Without the colour, we are left with a somewhat drab and gloomy scene, befitting the somber mood associated with the early years of the early 20th century. In the B&W we cannot see the colour of the posters festooning the buildings. What is interesting is that we are likely not use to seeing colour photographs from before the 1950s. It’s almost like we expect images from the before 1950 to be monochromatic, maybe because we perceive these years filled with hardship and suffering. But there is something unique about the monochrome domain.
The aesthetic of black-and-white photographs is based on many factors, including lighting, any colour filters that were used during acquisition of the photograph, and the colour sensitivity of the B&W film. Sergei Mikhailovich Prokudin-Gorskii (1863-1944) was a man well ahead of his time. He developed an early technique for taking colour photographs involving a series of monochrome photographs and colour (R-G-B) filters. The images below show an example of Alim Khan, Emir of Bukhara. It is shown in comparison with two grayscale renditions of the photograph. The first is the lightness component from the Lab colour space, and the second is a grayscale image extracted from RGB using G=0.299R+0.587G+0.114B. Both offer a different perspective of how the colour in the image could be rendered by the camera. None present the vibrance of the image in the same way as the colour image.

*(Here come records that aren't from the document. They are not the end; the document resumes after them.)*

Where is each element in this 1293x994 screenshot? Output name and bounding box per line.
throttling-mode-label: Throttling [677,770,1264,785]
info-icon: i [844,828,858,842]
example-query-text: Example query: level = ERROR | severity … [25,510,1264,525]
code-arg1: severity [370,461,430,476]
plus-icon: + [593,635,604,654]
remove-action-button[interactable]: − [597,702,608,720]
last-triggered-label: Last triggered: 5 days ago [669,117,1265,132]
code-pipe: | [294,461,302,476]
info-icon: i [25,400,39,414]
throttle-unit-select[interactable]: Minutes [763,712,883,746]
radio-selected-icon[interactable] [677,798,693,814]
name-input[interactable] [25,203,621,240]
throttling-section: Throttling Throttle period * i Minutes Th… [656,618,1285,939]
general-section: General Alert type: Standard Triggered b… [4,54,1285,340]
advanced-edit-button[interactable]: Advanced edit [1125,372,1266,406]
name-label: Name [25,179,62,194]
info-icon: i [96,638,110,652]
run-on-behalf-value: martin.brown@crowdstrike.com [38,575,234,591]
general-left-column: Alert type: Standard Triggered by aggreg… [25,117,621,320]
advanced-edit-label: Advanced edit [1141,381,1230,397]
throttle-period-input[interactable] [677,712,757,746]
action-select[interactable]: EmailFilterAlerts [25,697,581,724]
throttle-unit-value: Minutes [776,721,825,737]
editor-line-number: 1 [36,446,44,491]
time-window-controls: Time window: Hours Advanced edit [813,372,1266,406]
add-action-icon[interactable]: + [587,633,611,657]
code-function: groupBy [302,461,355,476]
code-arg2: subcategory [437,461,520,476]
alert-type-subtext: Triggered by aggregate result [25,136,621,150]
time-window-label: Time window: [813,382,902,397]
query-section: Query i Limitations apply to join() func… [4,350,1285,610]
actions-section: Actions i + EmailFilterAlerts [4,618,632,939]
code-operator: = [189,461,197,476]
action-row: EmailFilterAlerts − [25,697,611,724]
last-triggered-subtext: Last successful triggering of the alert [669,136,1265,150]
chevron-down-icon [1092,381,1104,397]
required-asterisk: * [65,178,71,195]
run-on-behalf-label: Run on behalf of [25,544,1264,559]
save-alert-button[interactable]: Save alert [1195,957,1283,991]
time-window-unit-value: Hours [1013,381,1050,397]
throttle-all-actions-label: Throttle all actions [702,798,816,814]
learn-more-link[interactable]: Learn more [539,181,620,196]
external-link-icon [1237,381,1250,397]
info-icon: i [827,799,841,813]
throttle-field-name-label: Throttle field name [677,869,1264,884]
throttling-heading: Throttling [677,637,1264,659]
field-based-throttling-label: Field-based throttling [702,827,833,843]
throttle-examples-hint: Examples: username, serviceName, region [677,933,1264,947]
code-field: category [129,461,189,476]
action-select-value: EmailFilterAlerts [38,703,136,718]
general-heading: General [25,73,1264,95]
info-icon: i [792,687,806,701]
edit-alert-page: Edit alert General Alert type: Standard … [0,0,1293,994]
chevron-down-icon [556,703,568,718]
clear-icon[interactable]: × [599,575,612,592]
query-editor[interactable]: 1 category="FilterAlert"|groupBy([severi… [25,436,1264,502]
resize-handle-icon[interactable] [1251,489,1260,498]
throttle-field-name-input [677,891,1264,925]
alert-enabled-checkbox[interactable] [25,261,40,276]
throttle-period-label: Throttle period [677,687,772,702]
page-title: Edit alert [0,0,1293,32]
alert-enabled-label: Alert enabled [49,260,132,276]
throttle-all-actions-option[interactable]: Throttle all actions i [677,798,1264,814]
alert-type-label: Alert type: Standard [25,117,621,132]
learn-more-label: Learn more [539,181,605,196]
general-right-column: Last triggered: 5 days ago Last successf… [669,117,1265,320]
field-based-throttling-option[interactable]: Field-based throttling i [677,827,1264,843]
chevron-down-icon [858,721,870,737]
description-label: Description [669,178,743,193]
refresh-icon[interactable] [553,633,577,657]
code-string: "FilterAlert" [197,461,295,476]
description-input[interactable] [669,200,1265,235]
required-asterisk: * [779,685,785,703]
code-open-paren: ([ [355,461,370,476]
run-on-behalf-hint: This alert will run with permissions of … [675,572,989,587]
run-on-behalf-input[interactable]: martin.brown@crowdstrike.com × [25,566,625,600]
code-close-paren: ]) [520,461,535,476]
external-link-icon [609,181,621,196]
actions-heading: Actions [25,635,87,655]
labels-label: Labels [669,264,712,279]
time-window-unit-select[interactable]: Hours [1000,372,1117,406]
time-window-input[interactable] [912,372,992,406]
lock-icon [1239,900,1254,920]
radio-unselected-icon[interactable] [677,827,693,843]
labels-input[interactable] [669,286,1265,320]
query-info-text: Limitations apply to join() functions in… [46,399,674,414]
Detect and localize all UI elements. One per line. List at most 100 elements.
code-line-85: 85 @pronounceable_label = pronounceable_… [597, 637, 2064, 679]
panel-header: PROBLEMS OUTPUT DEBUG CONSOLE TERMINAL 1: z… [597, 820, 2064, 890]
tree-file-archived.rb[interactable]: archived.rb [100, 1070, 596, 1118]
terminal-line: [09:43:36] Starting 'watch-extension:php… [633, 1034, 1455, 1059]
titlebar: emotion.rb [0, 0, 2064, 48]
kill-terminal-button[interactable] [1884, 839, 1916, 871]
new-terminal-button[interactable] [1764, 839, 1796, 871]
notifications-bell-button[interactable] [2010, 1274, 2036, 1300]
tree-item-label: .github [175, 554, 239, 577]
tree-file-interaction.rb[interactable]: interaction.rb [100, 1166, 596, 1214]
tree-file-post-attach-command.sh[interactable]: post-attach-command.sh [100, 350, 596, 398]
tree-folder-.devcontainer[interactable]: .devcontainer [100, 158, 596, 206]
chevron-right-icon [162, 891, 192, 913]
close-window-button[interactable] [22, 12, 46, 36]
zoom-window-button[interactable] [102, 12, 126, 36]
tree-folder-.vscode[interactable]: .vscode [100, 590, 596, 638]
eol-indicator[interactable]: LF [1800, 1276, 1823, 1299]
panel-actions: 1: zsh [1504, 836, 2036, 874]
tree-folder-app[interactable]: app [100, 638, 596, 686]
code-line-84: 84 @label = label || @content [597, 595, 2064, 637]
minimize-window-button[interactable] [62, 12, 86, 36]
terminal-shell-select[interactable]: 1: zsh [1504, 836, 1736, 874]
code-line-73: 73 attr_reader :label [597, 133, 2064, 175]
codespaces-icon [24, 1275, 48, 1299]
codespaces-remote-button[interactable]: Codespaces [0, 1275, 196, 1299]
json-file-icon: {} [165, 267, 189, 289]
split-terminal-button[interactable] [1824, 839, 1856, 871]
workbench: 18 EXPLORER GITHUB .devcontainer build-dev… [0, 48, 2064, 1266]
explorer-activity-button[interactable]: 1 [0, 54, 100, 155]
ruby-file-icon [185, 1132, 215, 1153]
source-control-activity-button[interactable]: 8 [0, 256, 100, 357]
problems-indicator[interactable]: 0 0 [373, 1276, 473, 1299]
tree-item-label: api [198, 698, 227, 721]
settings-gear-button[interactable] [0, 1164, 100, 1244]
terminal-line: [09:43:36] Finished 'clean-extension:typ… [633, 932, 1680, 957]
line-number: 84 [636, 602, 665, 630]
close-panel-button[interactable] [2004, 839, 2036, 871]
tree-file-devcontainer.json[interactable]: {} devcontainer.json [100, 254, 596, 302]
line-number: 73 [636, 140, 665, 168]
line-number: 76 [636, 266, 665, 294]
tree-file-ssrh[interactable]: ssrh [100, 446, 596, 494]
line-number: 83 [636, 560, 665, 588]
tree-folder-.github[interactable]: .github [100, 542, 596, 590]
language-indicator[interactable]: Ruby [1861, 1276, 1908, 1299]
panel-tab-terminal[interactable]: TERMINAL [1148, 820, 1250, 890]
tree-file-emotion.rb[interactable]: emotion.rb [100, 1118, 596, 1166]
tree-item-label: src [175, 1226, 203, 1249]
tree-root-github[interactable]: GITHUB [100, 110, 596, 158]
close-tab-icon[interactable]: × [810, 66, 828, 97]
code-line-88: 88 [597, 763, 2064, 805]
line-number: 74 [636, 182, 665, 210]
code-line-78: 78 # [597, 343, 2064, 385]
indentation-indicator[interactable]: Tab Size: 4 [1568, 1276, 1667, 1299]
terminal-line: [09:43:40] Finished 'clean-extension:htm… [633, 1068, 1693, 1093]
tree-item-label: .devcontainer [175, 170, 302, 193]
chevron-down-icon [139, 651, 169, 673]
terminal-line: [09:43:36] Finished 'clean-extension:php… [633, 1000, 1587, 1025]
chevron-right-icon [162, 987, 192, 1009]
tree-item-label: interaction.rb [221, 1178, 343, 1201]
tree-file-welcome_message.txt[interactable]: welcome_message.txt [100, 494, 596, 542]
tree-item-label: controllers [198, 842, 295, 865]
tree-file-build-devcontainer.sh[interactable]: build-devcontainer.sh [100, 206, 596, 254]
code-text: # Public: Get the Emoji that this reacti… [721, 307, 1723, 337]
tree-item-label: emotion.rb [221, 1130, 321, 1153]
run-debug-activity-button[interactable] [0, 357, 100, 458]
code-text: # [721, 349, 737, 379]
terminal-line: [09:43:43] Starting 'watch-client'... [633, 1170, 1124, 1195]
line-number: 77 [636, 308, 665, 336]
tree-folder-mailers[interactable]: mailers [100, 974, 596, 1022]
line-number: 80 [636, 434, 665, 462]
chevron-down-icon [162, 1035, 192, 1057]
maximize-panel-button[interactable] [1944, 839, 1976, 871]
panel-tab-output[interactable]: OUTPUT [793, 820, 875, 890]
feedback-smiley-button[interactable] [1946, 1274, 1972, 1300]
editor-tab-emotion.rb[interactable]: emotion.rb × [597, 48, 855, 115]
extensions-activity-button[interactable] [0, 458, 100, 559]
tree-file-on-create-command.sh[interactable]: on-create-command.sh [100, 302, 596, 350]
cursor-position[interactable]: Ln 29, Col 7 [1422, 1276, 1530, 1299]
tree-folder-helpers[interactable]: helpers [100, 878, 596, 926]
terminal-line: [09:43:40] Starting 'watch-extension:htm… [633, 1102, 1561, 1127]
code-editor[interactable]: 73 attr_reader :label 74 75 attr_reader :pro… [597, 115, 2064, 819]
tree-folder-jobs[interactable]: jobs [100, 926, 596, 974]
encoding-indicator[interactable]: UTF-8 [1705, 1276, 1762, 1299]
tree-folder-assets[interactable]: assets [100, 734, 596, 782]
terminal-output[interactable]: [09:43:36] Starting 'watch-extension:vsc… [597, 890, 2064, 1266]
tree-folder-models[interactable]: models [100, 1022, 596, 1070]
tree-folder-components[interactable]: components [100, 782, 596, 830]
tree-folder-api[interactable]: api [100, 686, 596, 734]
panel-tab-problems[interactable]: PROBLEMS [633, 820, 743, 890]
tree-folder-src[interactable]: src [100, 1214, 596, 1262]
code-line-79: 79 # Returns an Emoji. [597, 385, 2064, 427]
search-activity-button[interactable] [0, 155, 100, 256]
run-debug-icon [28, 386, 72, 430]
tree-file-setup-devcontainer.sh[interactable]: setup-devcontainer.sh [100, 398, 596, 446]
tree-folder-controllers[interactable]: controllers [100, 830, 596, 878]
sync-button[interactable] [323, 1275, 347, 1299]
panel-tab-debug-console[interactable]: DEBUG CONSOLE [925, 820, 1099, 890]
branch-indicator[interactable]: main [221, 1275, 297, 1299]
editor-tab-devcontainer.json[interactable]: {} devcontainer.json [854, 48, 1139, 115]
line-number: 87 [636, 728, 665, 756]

How do we perceive photographs?
Pictures are flat objects that contain pigment (either colour, or monochrome), and are very different from the objects and scenes they represent. Of course pictures must be something like the objects they depict, otherwise they could not adequately represent them. Let’s consider depth in a picture. In a picture, it is often easy to find cues relating to the depth of a scene. The depth-of-field often manifests itself as a region of increasing out-of-focus away from the object which is in focus. Other possibilities are parallel lines than converge in the distance, e.g. railway tracks, or objects that are blocked by closer objects. Real scenes do not always offer such depth cues, as we perceive “everything” in focus, and railway tracks do not converge to a point! In this sense, pictures are very dissimilar to the real world.
If you move while taking a picture, the scene will change. Objects that are near move more in the field-of-view than those that are far away. As the photographer moves, so too does the scene, as a whole. Take a picture from a moving vehicle, and the near scene will be blurred, the far not as much, regardless of the speed (motion parallax). This then is an example of a picture for which there is no real world scene.

Photography then, is not about capturing “reality”, but rather capturing our perception, our interpretation of the world around us. It is still a visual representation of a “moment in time”, but not one that necessarily represents the world around us accurately. All perceptions of the world are unique, as humans are individual beings, with their own quirks and interpretations of the world. There are also things that we can’t perceive. Humans experience sight through the visible spectrum, but UV light exists, and some animals, such as reindeer are believed to be able to see in UV.
So what do we perceive in a photograph?
Every photograph, no matter how painstaking the observation of the photographer or how long the actual exposure, is essentially a snapshot; it is an attempt to penetrate and capture the unique esthetic moment that singles itself out of the thousands of chance compositions, uncrystallized and insignificant, that occur in the course of a day.